BOONE — There isn’t a lot that Watauga track and field coach Randy McDonough can do for his pole-vaulters, long jumpers and triple jumpers in the next two weeks.
Since the suspension of all prep practices by the North Carolina High School Athletic Association took effect March 13 and lasts until April 6, McDonough is not allowed to supervise any workouts or make any facilities at Watauga High School available to the student-athletes.
McDonough has been coaching at Watauga for 28 years and coaching overall for 33 years.
“We’re breaking new ground here,” McDonough said. “I told the kids that we just have to be patient. Right now is not a good year to be an eighth-grader or a 12th grader. Eighth-grade students are missing out on graduations and the last year of their middle-school athletics and 12th graders may not get their senior season of track or baseball or whatever.”
McDonough provided Watauga’s sprinters and distance runners advice on what they can do during the time away from school.
He said the workouts won’t vary from what the athletes are already doing. They just have to find a place to do them.
“I told the kids when they first announced the end of practice that I would send them stuff to do and basically, unless they can find a place to do it, jumpers may have a hard time finding a place to work on their technique,” McDonough said. “Vaulters won’t be able to. The throwers can work on some footwork and that, but the main thing we’re doing is trying to keep them in general conditioning.”

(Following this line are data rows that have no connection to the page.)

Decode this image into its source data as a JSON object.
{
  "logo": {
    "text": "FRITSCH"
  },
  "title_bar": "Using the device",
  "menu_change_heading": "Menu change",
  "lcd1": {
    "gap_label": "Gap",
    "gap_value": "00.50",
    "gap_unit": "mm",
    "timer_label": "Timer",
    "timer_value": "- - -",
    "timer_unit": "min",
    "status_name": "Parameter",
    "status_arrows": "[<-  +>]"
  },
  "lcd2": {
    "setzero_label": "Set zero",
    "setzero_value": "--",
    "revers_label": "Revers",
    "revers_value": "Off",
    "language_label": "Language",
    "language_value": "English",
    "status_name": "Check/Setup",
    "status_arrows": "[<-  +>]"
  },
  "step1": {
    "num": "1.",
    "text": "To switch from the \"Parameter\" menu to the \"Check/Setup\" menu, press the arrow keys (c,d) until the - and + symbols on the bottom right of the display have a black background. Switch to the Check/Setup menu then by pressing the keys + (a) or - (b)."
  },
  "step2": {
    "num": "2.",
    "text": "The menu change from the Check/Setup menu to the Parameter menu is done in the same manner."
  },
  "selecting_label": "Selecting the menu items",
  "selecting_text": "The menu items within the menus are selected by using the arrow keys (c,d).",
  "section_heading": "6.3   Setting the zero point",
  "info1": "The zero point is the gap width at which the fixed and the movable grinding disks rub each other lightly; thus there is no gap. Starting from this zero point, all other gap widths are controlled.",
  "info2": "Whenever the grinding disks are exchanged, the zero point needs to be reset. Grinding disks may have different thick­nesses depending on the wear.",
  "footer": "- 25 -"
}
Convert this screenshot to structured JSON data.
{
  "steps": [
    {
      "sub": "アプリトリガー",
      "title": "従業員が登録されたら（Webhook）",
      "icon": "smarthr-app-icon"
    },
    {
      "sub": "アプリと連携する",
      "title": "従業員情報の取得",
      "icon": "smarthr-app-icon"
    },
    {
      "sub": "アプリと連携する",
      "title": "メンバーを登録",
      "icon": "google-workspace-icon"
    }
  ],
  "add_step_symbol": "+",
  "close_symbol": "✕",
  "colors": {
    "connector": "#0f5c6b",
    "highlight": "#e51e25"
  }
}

The jumpers face the challenge of finding a place soft enough to land when jumping. Even if the surface is grass, the possibility of injury is too high to try it.
“I’m hoping they can find some soft place for landing,” McDonough said.
McDonough thought about approaching Appalachian State to borrow its jumping pits, but those, which were located in the north end zone at Kidd Brewer Stadium, have been covered by the new construction.
Appalachian State’s track season, and all spring seasons, were shut down by the Sun Belt Conference.
“They could use the track, but I don’t know if the stadium is locked up or not,” McDonough said. “I’m guessing they could use it if it were unlocked. ASU hasn’t had a place to practice their jumps since they started that building.”
McDonough added that he received an unusual response to the email he sent to the athletes outlining what their workout schedules would be.
“I got some very happy emails from parents thanking me for sending stuff out,” McDonough said. “I’m guessing they not only want their kids to have some success, but give them basically something to do to get them out of the house.”